Além do furto de gados, a “tirada” de escravos era um recurso comum dos homens pobres e sem trabalho nas teias da sobrevivência. O comércio de escravos mostrou-se como uma forma de enriquecimento fácil. Em tempos de escassez, como o século XIX para a Vila das Minas do Rio das Contas, os escravos representavam mão- de-obra necessária e imprescindível às pequenas propriedades. Nesse momento identificamos o roubo, ou a “tirada” como um crime cuja punição o diferenciava dos demais, na medida em que estabelecia-se penalidades mais duras, visto que o escravo era um bem mais valioso que moedas de ouro, panos, gados e muares. O Código Criminal atento para esse crime traz um destaque a sua legislação dando ênfase às diferenças entre furto e roubo. Levamos em conta também, as dificuldades criadas pela proibição do trafico em 1850 e as novas demandas de mão-de-obra que as Lavras Diamantinas requeriam em meados do século XIX, destinadas à recente exploração de diamantes.

Em períodos de escassez de mão-de-obra, muitas funções eram acumuladas pelo escravo e acabavam por fazê-lo trafegar com muita facilidade pela vila e suas cercanias, facilitando, as fugas e os roubos.

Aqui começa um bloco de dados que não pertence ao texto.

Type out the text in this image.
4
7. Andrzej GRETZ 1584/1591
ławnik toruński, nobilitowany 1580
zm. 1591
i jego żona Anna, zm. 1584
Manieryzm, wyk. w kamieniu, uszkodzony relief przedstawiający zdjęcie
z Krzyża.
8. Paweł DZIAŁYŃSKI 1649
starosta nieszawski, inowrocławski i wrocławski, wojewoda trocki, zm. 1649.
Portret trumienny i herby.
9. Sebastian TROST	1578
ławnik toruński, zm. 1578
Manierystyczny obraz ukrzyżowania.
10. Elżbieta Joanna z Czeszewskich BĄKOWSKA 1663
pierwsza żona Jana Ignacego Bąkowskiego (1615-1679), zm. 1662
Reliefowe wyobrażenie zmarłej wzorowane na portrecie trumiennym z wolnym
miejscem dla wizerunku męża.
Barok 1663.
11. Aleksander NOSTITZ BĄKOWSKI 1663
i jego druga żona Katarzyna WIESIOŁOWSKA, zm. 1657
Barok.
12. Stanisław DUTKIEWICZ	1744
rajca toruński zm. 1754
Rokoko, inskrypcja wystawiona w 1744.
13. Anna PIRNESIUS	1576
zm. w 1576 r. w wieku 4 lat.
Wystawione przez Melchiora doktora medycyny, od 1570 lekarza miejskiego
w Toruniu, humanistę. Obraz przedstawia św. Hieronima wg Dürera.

A circulação sem muita vigilância do escravo pela vila e arredores, permitia não só a sua fuga, como também a articulação dos livres pobres no processo de construção e execução do “plano de fuga”, nesse momento, o livre pobre garante para si mais uma alternativa de sobrevida.

Ao levarmos em consideração os esses percursos realizados em busca da sobrevivência, identificamos os homens livres e suas trajetórias, seus ofícios, e uma rede de relações que o permitiu transitar, entre vários segmentos sociais e articular a sua

ação de acordo com as necessidades de quem vive uma vida de intensas oscilações materiais.